A Parfait Murder is the third in Wendy Lyn Watson’s Mystery a la Mode series. I flat-out adored both the series debut, I Scream, You Scream, and its sequel, Scoop to Kill, so I had high hopes for Watson’s latest, and I’m happy to report it doesn’t disappoint. As always, Watson’s prose is lush, vibrant, and chock full of Texas charm. Her story is rich and complex, her dialogue is sharp, witty, and natural, and her descriptions are so vivid the imagery practically leaps off the page.

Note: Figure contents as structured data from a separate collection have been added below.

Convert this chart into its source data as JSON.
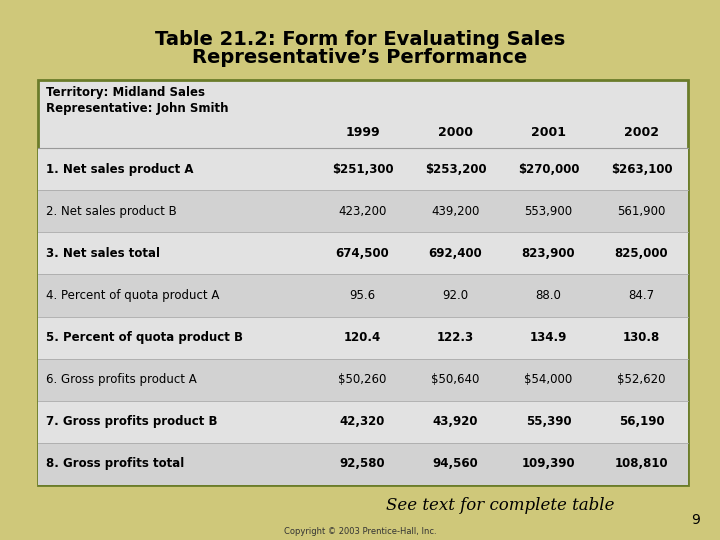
{
  "title_line1": "Table 21.2: Form for Evaluating Sales",
  "title_line2": "Representative’s Performance",
  "subtitle_line1": "Territory: Midland Sales",
  "subtitle_line2": "Representative: John Smith",
  "years": [
    "1999",
    "2000",
    "2001",
    "2002"
  ],
  "rows": [
    {
      "label": "1. Net sales product A",
      "bold": true,
      "values": [
        "$251,300",
        "$253,200",
        "$270,000",
        "$263,100"
      ]
    },
    {
      "label": "2. Net sales product B",
      "bold": false,
      "values": [
        "423,200",
        "439,200",
        "553,900",
        "561,900"
      ]
    },
    {
      "label": "3. Net sales total",
      "bold": true,
      "values": [
        "674,500",
        "692,400",
        "823,900",
        "825,000"
      ]
    },
    {
      "label": "4. Percent of quota product A",
      "bold": false,
      "values": [
        "95.6",
        "92.0",
        "88.0",
        "84.7"
      ]
    },
    {
      "label": "5. Percent of quota product B",
      "bold": true,
      "values": [
        "120.4",
        "122.3",
        "134.9",
        "130.8"
      ]
    },
    {
      "label": "6. Gross profits product A",
      "bold": false,
      "values": [
        "$50,260",
        "$50,640",
        "$54,000",
        "$52,620"
      ]
    },
    {
      "label": "7. Gross profits product B",
      "bold": true,
      "values": [
        "42,320",
        "43,920",
        "55,390",
        "56,190"
      ]
    },
    {
      "label": "8. Gross profits total",
      "bold": true,
      "values": [
        "92,580",
        "94,560",
        "109,390",
        "108,810"
      ]
    }
  ],
  "bg_color": "#cfc87a",
  "table_bg_light": "#e2e2e2",
  "table_bg_dark": "#d2d2d2",
  "border_color": "#6b7c2a",
  "title_color": "#000000",
  "footer_text": "See text for complete table",
  "page_number": "9",
  "copyright_text": "Copyright © 2003 Prentice-Hall, Inc."
}
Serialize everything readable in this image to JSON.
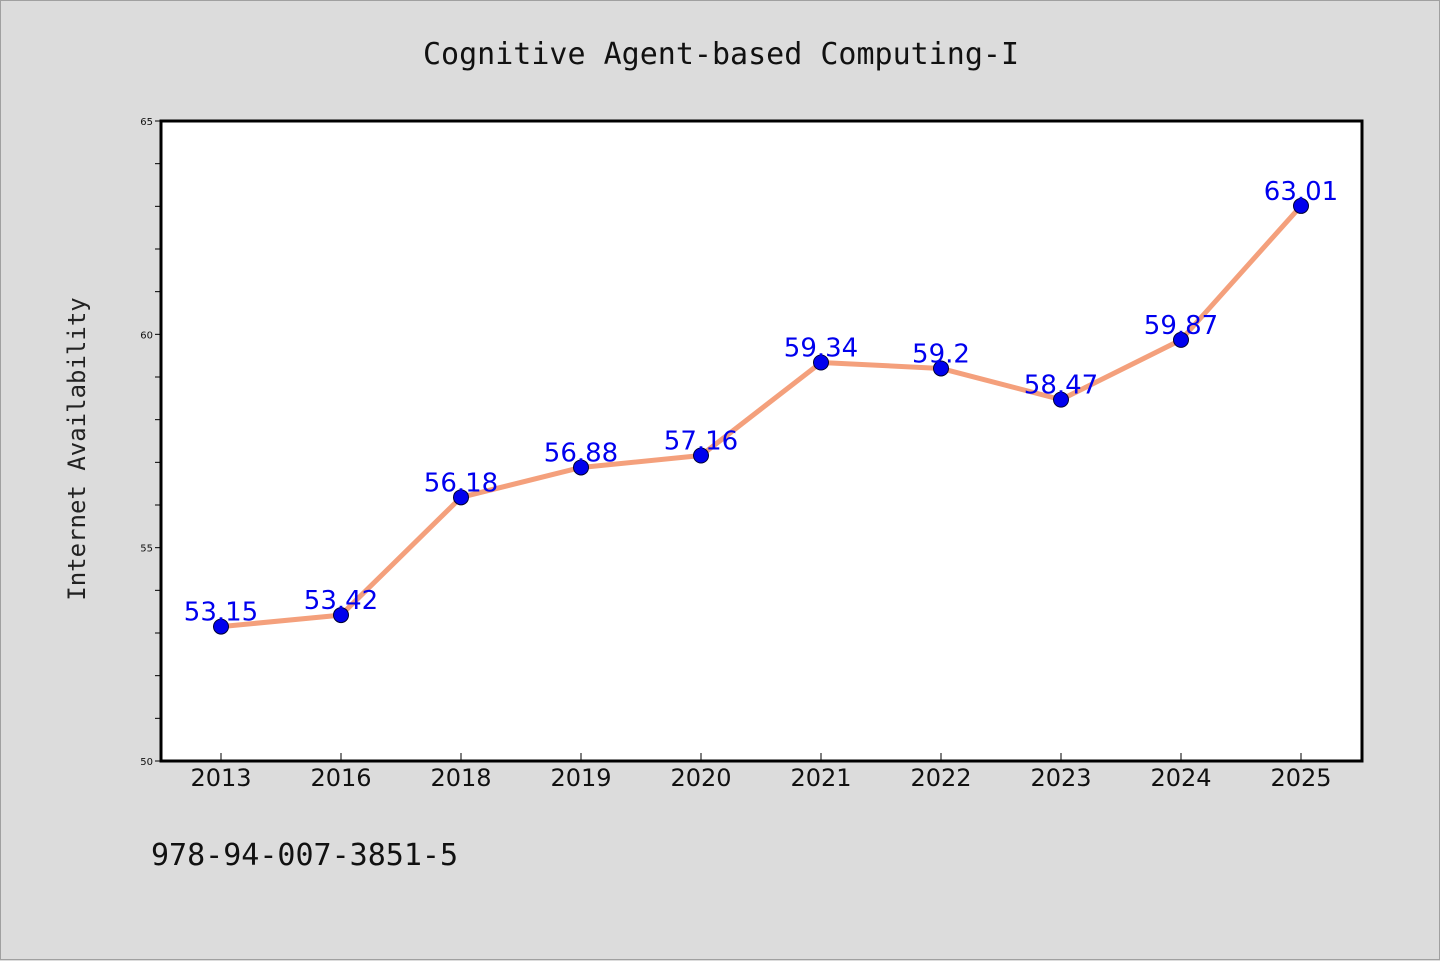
{
  "colors": {
    "background": "#dcdcdc",
    "plot_background": "#ffffff",
    "line": "#f4a07c",
    "marker": "#0000ee",
    "data_label": "#0000ee"
  },
  "footer": {
    "text": "978-94-007-3851-5"
  },
  "chart_data": {
    "type": "line",
    "title": "Cognitive Agent-based Computing-I",
    "xlabel": "",
    "ylabel": "Internet Availability",
    "categories": [
      "2013",
      "2016",
      "2018",
      "2019",
      "2020",
      "2021",
      "2022",
      "2023",
      "2024",
      "2025"
    ],
    "series": [
      {
        "values": [
          53.15,
          53.42,
          56.18,
          56.88,
          57.16,
          59.34,
          59.2,
          58.47,
          59.87,
          63.01
        ]
      }
    ],
    "data_labels": [
      "53.15",
      "53.42",
      "56.18",
      "56.88",
      "57.16",
      "59.34",
      "59.2",
      "58.47",
      "59.87",
      "63.01"
    ],
    "ylim": [
      50,
      65
    ],
    "yticks": [
      "50",
      "55",
      "60",
      "65"
    ],
    "grid": false,
    "legend": "none"
  }
}
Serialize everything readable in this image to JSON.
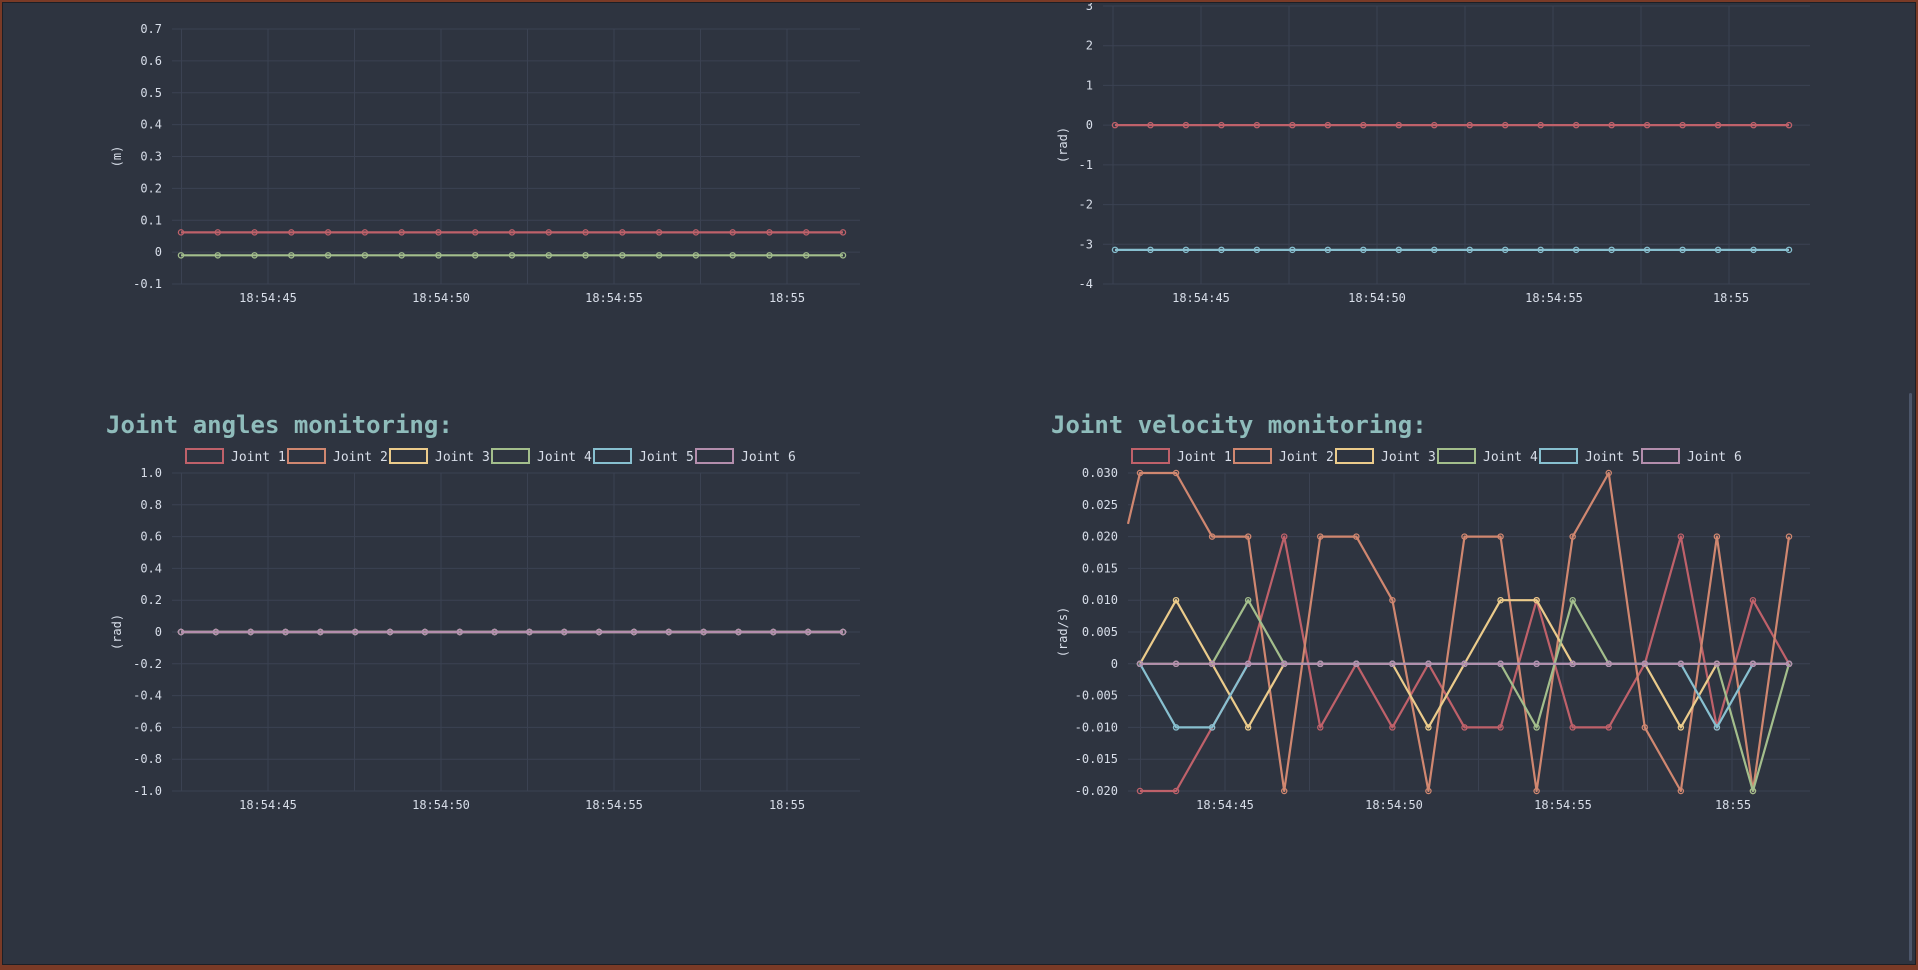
{
  "colors": {
    "background": "#2e3440",
    "grid": "#3b4252",
    "text": "#d8dee9",
    "title": "#8fbcbb",
    "joint_colors": [
      "#bf616a",
      "#d08770",
      "#ebcb8b",
      "#a3be8c",
      "#88c0d0",
      "#b48ead"
    ]
  },
  "chart_data": [
    {
      "id": "position",
      "type": "line",
      "title": "",
      "xlabel": "",
      "ylabel": "(m)",
      "ylim": [
        -0.1,
        0.7
      ],
      "yticks": [
        -0.1,
        0,
        0.1,
        0.2,
        0.3,
        0.4,
        0.5,
        0.6,
        0.7
      ],
      "ytick_labels": [
        "-0.1",
        "0",
        "0.1",
        "0.2",
        "0.3",
        "0.4",
        "0.5",
        "0.6",
        "0.7"
      ],
      "xticks": [
        "18:54:45",
        "18:54:50",
        "18:54:55",
        "18:55"
      ],
      "show_legend": false,
      "series": [
        {
          "color": "#bf616a",
          "values": [
            0.062,
            0.062,
            0.062,
            0.062,
            0.062,
            0.062,
            0.062,
            0.062,
            0.062,
            0.062,
            0.062,
            0.062,
            0.062,
            0.062,
            0.062,
            0.062,
            0.062,
            0.062,
            0.062
          ]
        },
        {
          "color": "#a3be8c",
          "values": [
            -0.01,
            -0.01,
            -0.01,
            -0.01,
            -0.01,
            -0.01,
            -0.01,
            -0.01,
            -0.01,
            -0.01,
            -0.01,
            -0.01,
            -0.01,
            -0.01,
            -0.01,
            -0.01,
            -0.01,
            -0.01,
            -0.01
          ]
        }
      ]
    },
    {
      "id": "orientation",
      "type": "line",
      "title": "",
      "xlabel": "",
      "ylabel": "(rad)",
      "ylim": [
        -4,
        3
      ],
      "yticks": [
        -4,
        -3,
        -2,
        -1,
        0,
        1,
        2,
        3
      ],
      "ytick_labels": [
        "-4",
        "-3",
        "-2",
        "-1",
        "0",
        "1",
        "2",
        "3"
      ],
      "xticks": [
        "18:54:45",
        "18:54:50",
        "18:54:55",
        "18:55"
      ],
      "show_legend": false,
      "series": [
        {
          "color": "#bf616a",
          "values": [
            0,
            0,
            0,
            0,
            0,
            0,
            0,
            0,
            0,
            0,
            0,
            0,
            0,
            0,
            0,
            0,
            0,
            0,
            0,
            0
          ]
        },
        {
          "color": "#88c0d0",
          "values": [
            -3.14,
            -3.14,
            -3.14,
            -3.14,
            -3.14,
            -3.14,
            -3.14,
            -3.14,
            -3.14,
            -3.14,
            -3.14,
            -3.14,
            -3.14,
            -3.14,
            -3.14,
            -3.14,
            -3.14,
            -3.14,
            -3.14,
            -3.14
          ]
        }
      ]
    },
    {
      "id": "joint_angles",
      "type": "line",
      "title": "Joint angles monitoring:",
      "xlabel": "",
      "ylabel": "(rad)",
      "ylim": [
        -1.0,
        1.0
      ],
      "yticks": [
        -1.0,
        -0.8,
        -0.6,
        -0.4,
        -0.2,
        0,
        0.2,
        0.4,
        0.6,
        0.8,
        1.0
      ],
      "ytick_labels": [
        "-1.0",
        "-0.8",
        "-0.6",
        "-0.4",
        "-0.2",
        "0",
        "0.2",
        "0.4",
        "0.6",
        "0.8",
        "1.0"
      ],
      "xticks": [
        "18:54:45",
        "18:54:50",
        "18:54:55",
        "18:55"
      ],
      "show_legend": true,
      "legend": [
        "Joint 1",
        "Joint 2",
        "Joint 3",
        "Joint 4",
        "Joint 5",
        "Joint 6"
      ],
      "series": [
        {
          "name": "Joint 1",
          "color": "#bf616a",
          "values": [
            0,
            0,
            0,
            0,
            0,
            0,
            0,
            0,
            0,
            0,
            0,
            0,
            0,
            0,
            0,
            0,
            0,
            0,
            0,
            0
          ]
        },
        {
          "name": "Joint 2",
          "color": "#d08770",
          "values": [
            0,
            0,
            0,
            0,
            0,
            0,
            0,
            0,
            0,
            0,
            0,
            0,
            0,
            0,
            0,
            0,
            0,
            0,
            0,
            0
          ]
        },
        {
          "name": "Joint 3",
          "color": "#ebcb8b",
          "values": [
            0,
            0,
            0,
            0,
            0,
            0,
            0,
            0,
            0,
            0,
            0,
            0,
            0,
            0,
            0,
            0,
            0,
            0,
            0,
            0
          ]
        },
        {
          "name": "Joint 4",
          "color": "#a3be8c",
          "values": [
            0,
            0,
            0,
            0,
            0,
            0,
            0,
            0,
            0,
            0,
            0,
            0,
            0,
            0,
            0,
            0,
            0,
            0,
            0,
            0
          ]
        },
        {
          "name": "Joint 5",
          "color": "#88c0d0",
          "values": [
            0,
            0,
            0,
            0,
            0,
            0,
            0,
            0,
            0,
            0,
            0,
            0,
            0,
            0,
            0,
            0,
            0,
            0,
            0,
            0
          ]
        },
        {
          "name": "Joint 6",
          "color": "#b48ead",
          "values": [
            0,
            0,
            0,
            0,
            0,
            0,
            0,
            0,
            0,
            0,
            0,
            0,
            0,
            0,
            0,
            0,
            0,
            0,
            0,
            0
          ]
        }
      ]
    },
    {
      "id": "joint_velocity",
      "type": "line",
      "title": "Joint velocity monitoring:",
      "xlabel": "",
      "ylabel": "(rad/s)",
      "ylim": [
        -0.02,
        0.03
      ],
      "yticks": [
        -0.02,
        -0.015,
        -0.01,
        -0.005,
        0,
        0.005,
        0.01,
        0.015,
        0.02,
        0.025,
        0.03
      ],
      "ytick_labels": [
        "-0.020",
        "-0.015",
        "-0.010",
        "-0.005",
        "0",
        "0.005",
        "0.010",
        "0.015",
        "0.020",
        "0.025",
        "0.030"
      ],
      "xticks": [
        "18:54:45",
        "18:54:50",
        "18:54:55",
        "18:55"
      ],
      "show_legend": true,
      "legend": [
        "Joint 1",
        "Joint 2",
        "Joint 3",
        "Joint 4",
        "Joint 5",
        "Joint 6"
      ],
      "series": [
        {
          "name": "Joint 1",
          "color": "#bf616a",
          "values": [
            -0.02,
            -0.02,
            -0.01,
            0,
            0.02,
            -0.01,
            0,
            -0.01,
            0,
            -0.01,
            -0.01,
            0.01,
            -0.01,
            -0.01,
            0,
            0.02,
            -0.01,
            0.01,
            0
          ]
        },
        {
          "name": "Joint 2",
          "color": "#d08770",
          "values": [
            0.03,
            0.03,
            0.02,
            0.02,
            -0.02,
            0.02,
            0.02,
            0.01,
            -0.02,
            0.02,
            0.02,
            -0.02,
            0.02,
            0.03,
            -0.01,
            -0.02,
            0.02,
            -0.02,
            0.02
          ]
        },
        {
          "name": "Joint 3",
          "color": "#ebcb8b",
          "values": [
            0,
            0.01,
            0,
            -0.01,
            0,
            0,
            0,
            0,
            -0.01,
            0,
            0.01,
            0.01,
            0,
            0,
            0,
            -0.01,
            0,
            0,
            0
          ]
        },
        {
          "name": "Joint 4",
          "color": "#a3be8c",
          "values": [
            0,
            0,
            0,
            0.01,
            0,
            0,
            0,
            0,
            0,
            0,
            0,
            -0.01,
            0.01,
            0,
            0,
            0,
            0,
            -0.02,
            0
          ]
        },
        {
          "name": "Joint 5",
          "color": "#88c0d0",
          "values": [
            0,
            -0.01,
            -0.01,
            0,
            0,
            0,
            0,
            0,
            0,
            0,
            0,
            0,
            0,
            0,
            0,
            0,
            -0.01,
            0,
            0
          ]
        },
        {
          "name": "Joint 6",
          "color": "#b48ead",
          "values": [
            0,
            0,
            0,
            0,
            0,
            0,
            0,
            0,
            0,
            0,
            0,
            0,
            0,
            0,
            0,
            0,
            0,
            0,
            0
          ]
        }
      ]
    }
  ]
}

Watson’s characters are marvelous to a one, each with their own distinct personality and unique motivations. Tally makes for a fantastic main character – a strong, smart, funny, heroine with whom you immediately empathize and identify – and the people who populate her life add wonderful depth and texture to the story. From fiery yet vulnerable Bree, to sweetly serious Alice, to steel magnolia Grandma Peachy, these are characters you can’t help but feel affection for, and by the end of the book, you’re bound to feel as though you’re part of the family, yourself.

The mystery is intriguing and expertly crafted, full of twists and turns that you’ll never see coming, but it’s the interpersonal dramas that play out over the course of the book that really make it shine. The relationships Watson has created here – between Tally and Finn, Tally and Bree, Tally and Alice, and even Tally and her ex-husband, Wayne – are realistic and complex and beautifully illustrate the idea that when it comes to matters of love and family, things are never as black and white as they seem.

Wendy Lyn Watson’s books are simply a must-read. Go buy A Parfait Murder and while away a sunny afternoon with Tally in Dalliance; it just may be the best part of your week.